Brindisi, questa atrocità… cui prodest?

0 0

Ci risiamo! Ancora una volta durante una fase di transizione nella vita della nostra Repubblica si ripresenta la minaccia di una strategia della tensione. Gli attacchi dei cosiddetti anarchici, le bombole assassine di Brindisi (e cos’altro ancora nel futuro) la materializzano e riaprono una discussione dietrologica che accresce paura e terrore. È la vendetta della Sacra corona riunita per gli arresti subiti, un folle isolato, è terrorismo puro o mafia o cos’altro?

Per conoscere la verità storica dovremo aspettare sessantacinque, trenta o vent’anni?
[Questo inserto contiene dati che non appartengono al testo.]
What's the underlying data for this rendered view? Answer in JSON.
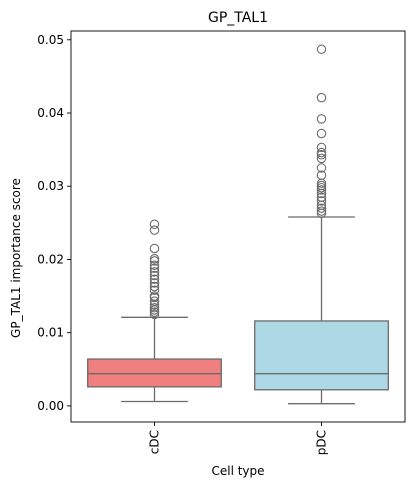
{
  "chart_data": {
    "type": "box",
    "title": "GP_TAL1",
    "xlabel": "Cell type",
    "ylabel": "GP_TAL1 importance score",
    "ylim": [
      -0.0022,
      0.0512
    ],
    "yticks": [
      0.0,
      0.01,
      0.02,
      0.03,
      0.04,
      0.05
    ],
    "ytick_labels": [
      "0.00",
      "0.01",
      "0.02",
      "0.03",
      "0.04",
      "0.05"
    ],
    "grid": false,
    "legend": "none",
    "categories": [
      "cDC",
      "pDC"
    ],
    "boxes": [
      {
        "category": "cDC",
        "color": "#f08080",
        "whisker_low": 0.0006,
        "q1": 0.0026,
        "median": 0.0044,
        "q3": 0.0064,
        "whisker_high": 0.0121,
        "outliers": [
          0.0125,
          0.0128,
          0.0131,
          0.0134,
          0.0138,
          0.0143,
          0.0148,
          0.015,
          0.0158,
          0.0163,
          0.0168,
          0.0173,
          0.0178,
          0.0183,
          0.0188,
          0.0192,
          0.0198,
          0.0201,
          0.0215,
          0.024,
          0.0248
        ]
      },
      {
        "category": "pDC",
        "color": "#add8e6",
        "whisker_low": 0.0003,
        "q1": 0.0022,
        "median": 0.0044,
        "q3": 0.0116,
        "whisker_high": 0.0258,
        "outliers": [
          0.0263,
          0.0266,
          0.027,
          0.0274,
          0.028,
          0.0285,
          0.029,
          0.0295,
          0.0298,
          0.0301,
          0.0304,
          0.0315,
          0.0325,
          0.0338,
          0.0343,
          0.0346,
          0.0353,
          0.0372,
          0.0392,
          0.0421,
          0.0487
        ]
      }
    ],
    "line_color": "#6b6b6b"
  }
}
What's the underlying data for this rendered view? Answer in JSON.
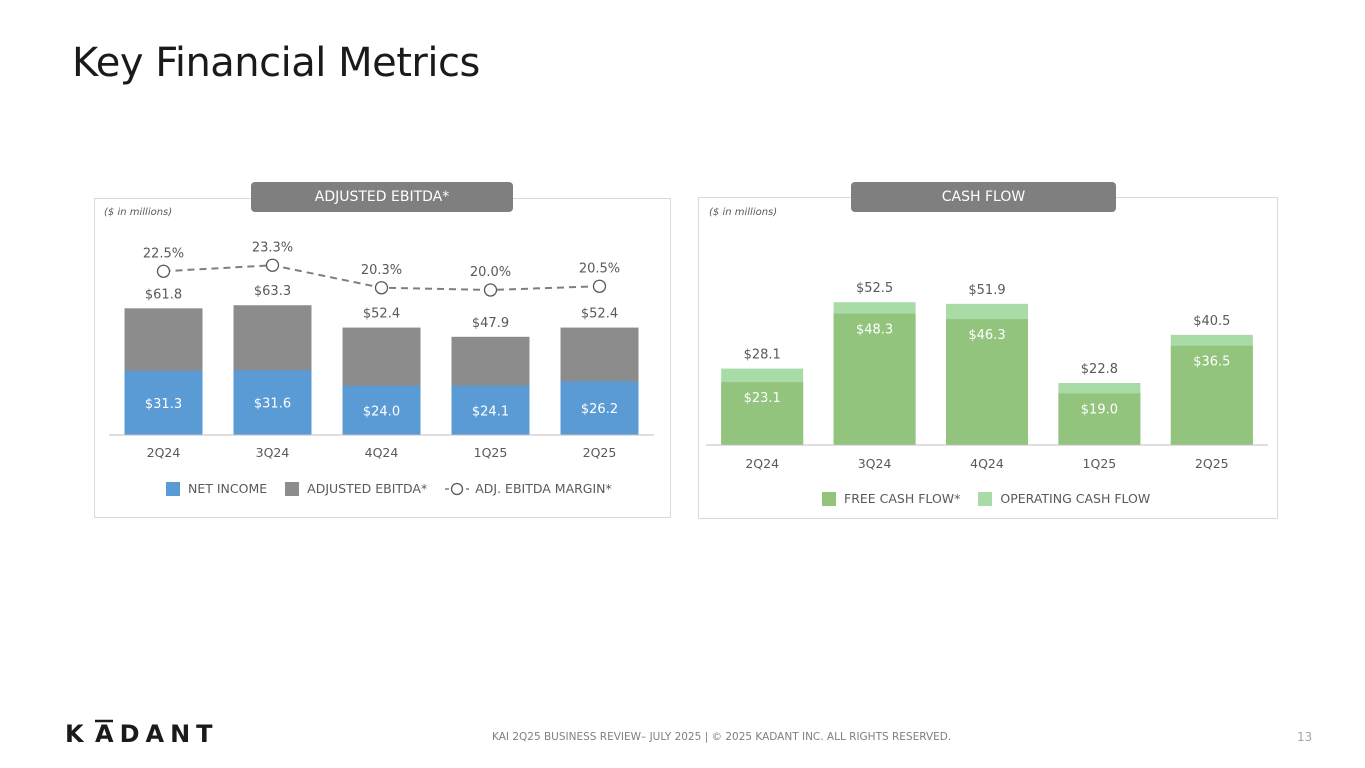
{
  "title": "Key Financial Metrics",
  "footer_text": "KAI 2Q25 BUSINESS REVIEW– JULY 2025  |  © 2025 KADANT INC. ALL RIGHTS RESERVED.",
  "page_number": "13",
  "logo": {
    "text": "KADANT"
  },
  "colors": {
    "net_income": "#5b9bd5",
    "adjusted_ebitda": "#8c8c8c",
    "margin_line": "#7f7f7f",
    "free_cash_flow": "#93c47d",
    "operating_cash_flow": "#a9dba6",
    "pill": "#7f7f7f"
  },
  "chart_data": [
    {
      "type": "bar",
      "title": "ADJUSTED EBITDA*",
      "units_note": "($ in millions)",
      "categories": [
        "2Q24",
        "3Q24",
        "4Q24",
        "1Q25",
        "2Q25"
      ],
      "series": [
        {
          "name": "NET INCOME",
          "values": [
            31.3,
            31.6,
            24.0,
            24.1,
            26.2
          ],
          "labels": [
            "$31.3",
            "$31.6",
            "$24.0",
            "$24.1",
            "$26.2"
          ]
        },
        {
          "name": "ADJUSTED EBITDA*",
          "values": [
            61.8,
            63.3,
            52.4,
            47.9,
            52.4
          ],
          "labels": [
            "$61.8",
            "$63.3",
            "$52.4",
            "$47.9",
            "$52.4"
          ]
        },
        {
          "name": "ADJ. EBITDA MARGIN*",
          "type": "line",
          "values": [
            22.5,
            23.3,
            20.3,
            20.0,
            20.5
          ],
          "labels": [
            "22.5%",
            "23.3%",
            "20.3%",
            "20.0%",
            "20.5%"
          ]
        }
      ],
      "ylim": [
        0,
        70
      ],
      "margin_ylim": [
        12,
        26
      ],
      "legend": "bottom",
      "grid": false
    },
    {
      "type": "bar",
      "title": "CASH FLOW",
      "units_note": "($ in millions)",
      "categories": [
        "2Q24",
        "3Q24",
        "4Q24",
        "1Q25",
        "2Q25"
      ],
      "series": [
        {
          "name": "FREE CASH FLOW*",
          "values": [
            23.1,
            48.3,
            46.3,
            19.0,
            36.5
          ],
          "labels": [
            "$23.1",
            "$48.3",
            "$46.3",
            "$19.0",
            "$36.5"
          ]
        },
        {
          "name": "OPERATING CASH FLOW",
          "values": [
            28.1,
            52.5,
            51.9,
            22.8,
            40.5
          ],
          "labels": [
            "$28.1",
            "$52.5",
            "$51.9",
            "$22.8",
            "$40.5"
          ]
        }
      ],
      "ylim": [
        0,
        70
      ],
      "legend": "bottom",
      "grid": false
    }
  ]
}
Quanti ne sono trascorsi dalla strage di Portella della Ginestra, dagli omicidi politico mafiosi di Moro, Mattarella, La Torre, Dalla Chiesa, dalle stragi di Capaci e via D’Amelio? La strage di Portella fu fatta eseguire dalla banda Giuliano con la supervisione della mafia, le altre dai “Corleonesi” o dai terroristi puri, ma per conto di chi? La verità storica è che quei delitti servirono a bloccare il possibile cambiamento politico sociale per conto di una parte di classe dirigente nazionale e di interessi internazionali. Parlo di verità storica e non giudiziaria perché solo la prima è acclarata mentre la seconda o è incompleta o non si troverà mai più come per le stragi del terrorismo rosso e nero.
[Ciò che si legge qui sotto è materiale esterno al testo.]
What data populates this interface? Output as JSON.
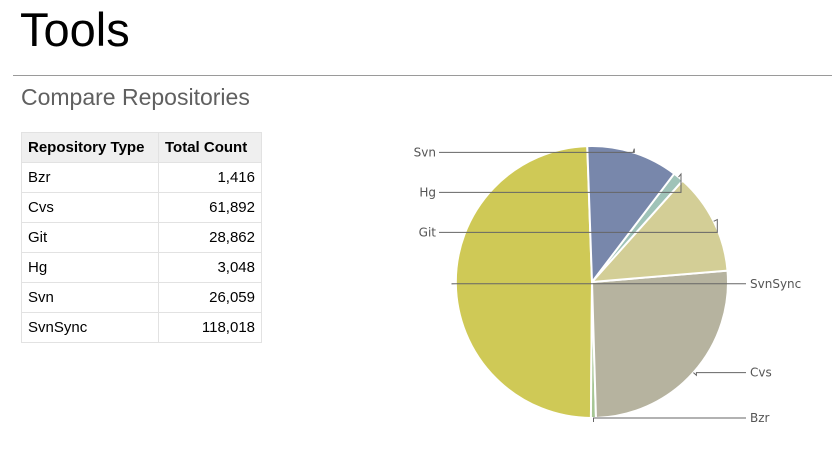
{
  "header": {
    "title": "Tools"
  },
  "section": {
    "title": "Compare Repositories"
  },
  "table": {
    "headers": [
      "Repository Type",
      "Total Count"
    ],
    "rows": [
      {
        "type": "Bzr",
        "count": "1,416"
      },
      {
        "type": "Cvs",
        "count": "61,892"
      },
      {
        "type": "Git",
        "count": "28,862"
      },
      {
        "type": "Hg",
        "count": "3,048"
      },
      {
        "type": "Svn",
        "count": "26,059"
      },
      {
        "type": "SvnSync",
        "count": "118,018"
      }
    ]
  },
  "chart_data": {
    "type": "pie",
    "categories": [
      "SvnSync",
      "Bzr",
      "Cvs",
      "Git",
      "Hg",
      "Svn"
    ],
    "values": [
      118018,
      1416,
      61892,
      28862,
      3048,
      26059
    ],
    "colors": [
      "#cfc956",
      "#a6c694",
      "#b6b39f",
      "#d3ce96",
      "#9fc3b8",
      "#7887ab"
    ],
    "label_positions": [
      "right",
      "right",
      "right",
      "left",
      "left",
      "left"
    ]
  }
}
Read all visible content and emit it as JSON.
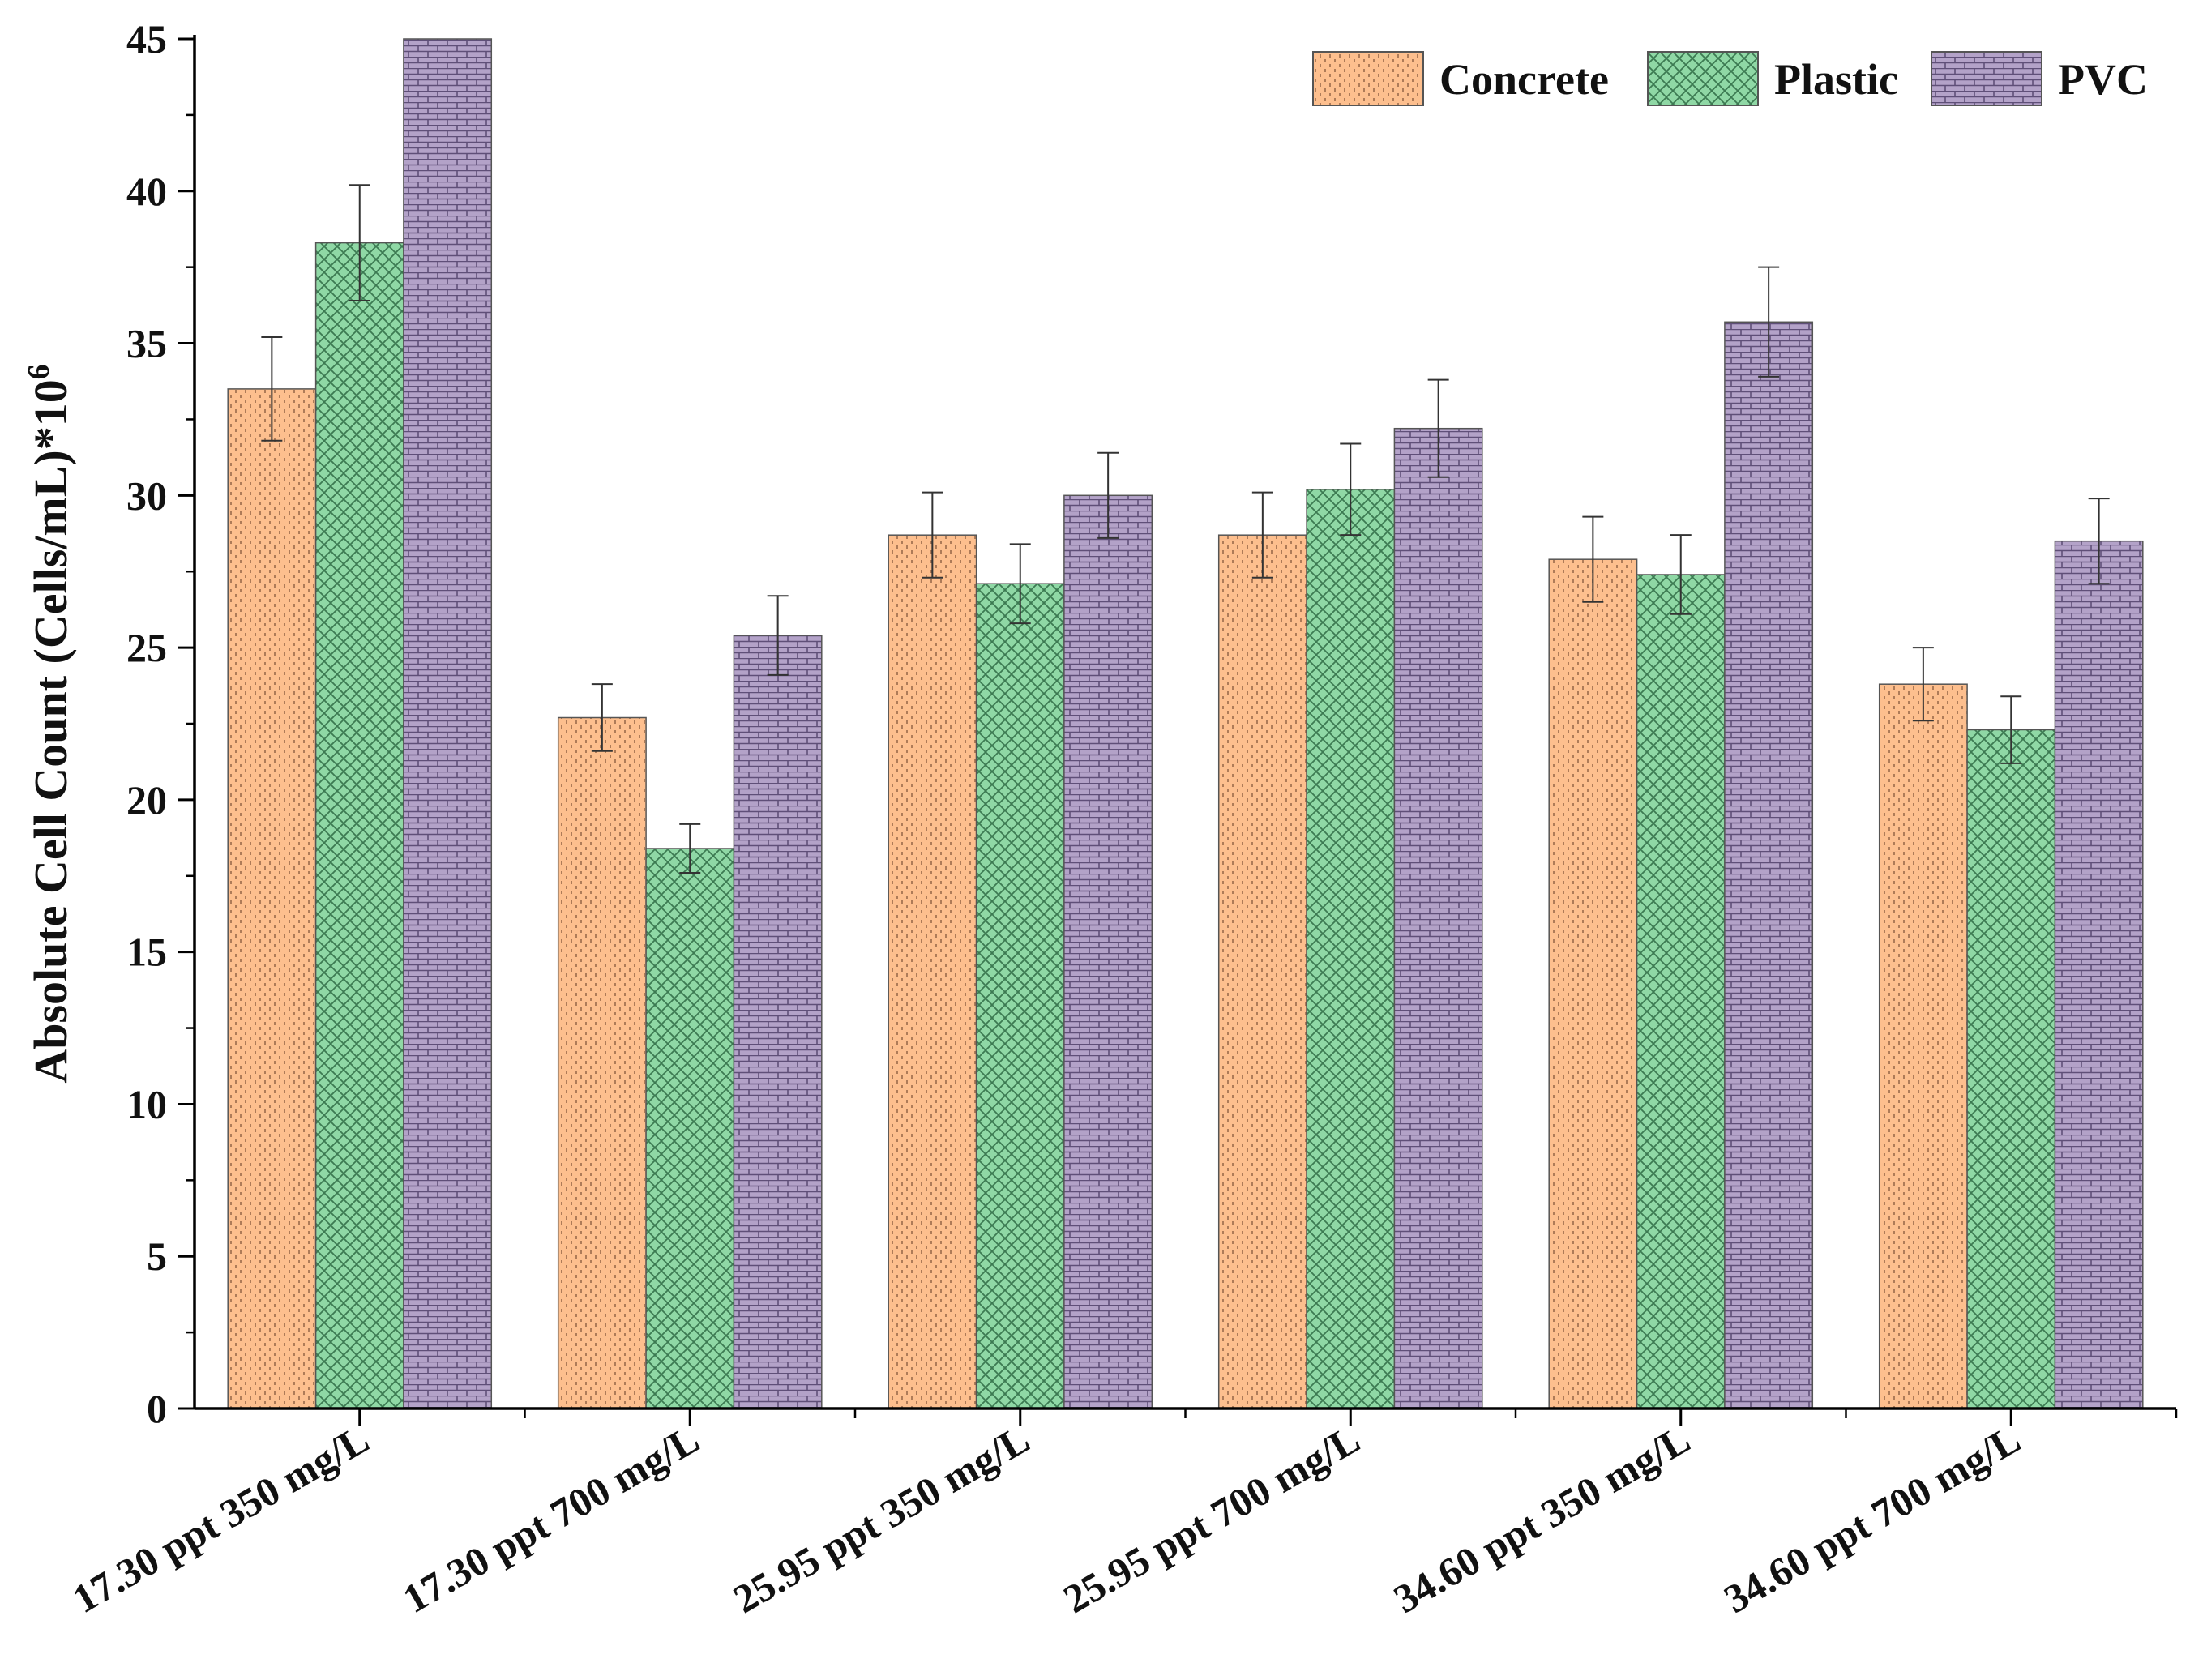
{
  "chart_data": {
    "type": "bar",
    "ylabel": "Absolute Cell Count (Cells/mL)*10",
    "ylabel_superscript": "6",
    "xlabel": "",
    "ylim": [
      0,
      45
    ],
    "yticks": [
      0,
      5,
      10,
      15,
      20,
      25,
      30,
      35,
      40,
      45
    ],
    "grid": false,
    "legend_position": "top-right",
    "categories": [
      "17.30 ppt 350 mg/L",
      "17.30 ppt 700 mg/L",
      "25.95 ppt 350 mg/L",
      "25.95 ppt 700 mg/L",
      "34.60 ppt 350 mg/L",
      "34.60 ppt 700 mg/L"
    ],
    "series": [
      {
        "name": "Concrete",
        "color": "#fdbf8e",
        "pattern": "dots",
        "values": [
          33.5,
          22.7,
          28.7,
          28.7,
          27.9,
          23.8
        ],
        "errors": [
          1.7,
          1.1,
          1.4,
          1.4,
          1.4,
          1.2
        ]
      },
      {
        "name": "Plastic",
        "color": "#8fd8a5",
        "pattern": "crosshatch",
        "values": [
          38.3,
          18.4,
          27.1,
          30.2,
          27.4,
          22.3
        ],
        "errors": [
          1.9,
          0.8,
          1.3,
          1.5,
          1.3,
          1.1
        ]
      },
      {
        "name": "PVC",
        "color": "#b3a2c8",
        "pattern": "bricks",
        "values": [
          45.0,
          25.4,
          30.0,
          32.2,
          35.7,
          28.5
        ],
        "errors": [
          0,
          1.3,
          1.4,
          1.6,
          1.8,
          1.4
        ]
      }
    ]
  }
}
L’atrocità di Brindisi cui prodest? A chi serve impaurire il paese colpendone i figli davanti una scuola? A chi serve dire che lo Stato ne uccide più della mafia? A chi serve sostenere che il Governo Monti può intervenire solo sulla crisi economica, ma non sulla corruzione come se questa non ne fosse una causa?

Qualche anno fa si è tentato con una sapiente campagna mediatica di convincere gli italiani che un piccolo uomo di Corleone, che si cibava di cicoria e ricotta e scriveva pizzini, era il capo dei capi della multiforme potenza finanziaria del crimine multinazionale organizzato, oggi viene alla ribalta la Sacra Corona Riunita. Ma dietro chi c’è? Quali forze hanno interesse a destabilizzare il paese mentre, accompagnato dal nuovo vento europeo, può andare verso un cambiamento storico dopo l’esaurimento del populismo berlusconiano? La questione per le forze politiche che si candidano alla guida della nuova fase del paese è come fare venire allo scoperto quella parte della classe dirigente che ancora una volta mostra di rifiutare la democrazia e ricorre all’uso della violenza. Allora più che soldati occorre mobilitare tutte le intelligenze investigative per scoprirla, con la consapevolezza storica che non sarà sufficiente la repressione giudiziaria e che bisognerà arrivare alla riforma della Politica nell’alveo della Costituzione. Se siamo ancora una Repubblica democratica parlamentare, come prefigurato dalla Costituzione del 1948, i partiti non potranno essere conventicole d’interessi personali o espressioni di un individuo ricco o carismatico. Dovranno ri-diventare espressioni democratiche organizzate d’interessi collettivi e non più di ristrette cerchie di privilegiati. Sembra banale dover dire che tutti i partiti tornino a fare politica come servizio sociale, ma è necessario. Non tutti i partiti sono uguali, ma tutti hanno contribuito, anche se in modo diseguale, al degrado attuale. Cambiare ripetutamente nome del partito, ma non i dirigenti, sposare il liberismo come pensiero unico, anche a sinistra, ha confuso tanta gente regalandola all’antipolitica e al populismo di “destra” e di “sinistra”.

Che c’entrano gli attentati e la tentata strage di Brindisi verso giovani innocenti con questo ragionamento? Se è vero che stiamo percorrendo col Governo Monti un difficile sentiero per uscire dalla crisi e approdare a un nuovo assetto politico-sociale, quei minacciosi segnali del nuovo e vecchio terrorismo politico e mafioso vanno interpretati come opposizione al cambiamento. Così fu a Portella nel 1947, nel 1978, nel 1982, nel 1992. Chi della classe dirigente è organica a questo disegno non lo sappiamo ancora. Sappiamo, però, che la maggioranza della società, delle istituzioni e della politica sembra non piegarsi alla minaccia verso la democrazia. Dal Movimento antimafia al Sindacato alla Confindustria, da Genova a Palermo a Brindisi si alza un no chiaro al nuovo terrorismo politico-mafioso con la consapevolezza che ciò non è sufficiente. Quei partiti che si candidano a guidare la nuova fase politica dovranno presentarsi con programmi convincenti e gruppi dirigenti locali e nazionali rinnovati, eticamente motivati da valori e interessi generali e non personali. Che sappiano parlare del bene comune pronunciando solo il pronome “noi”.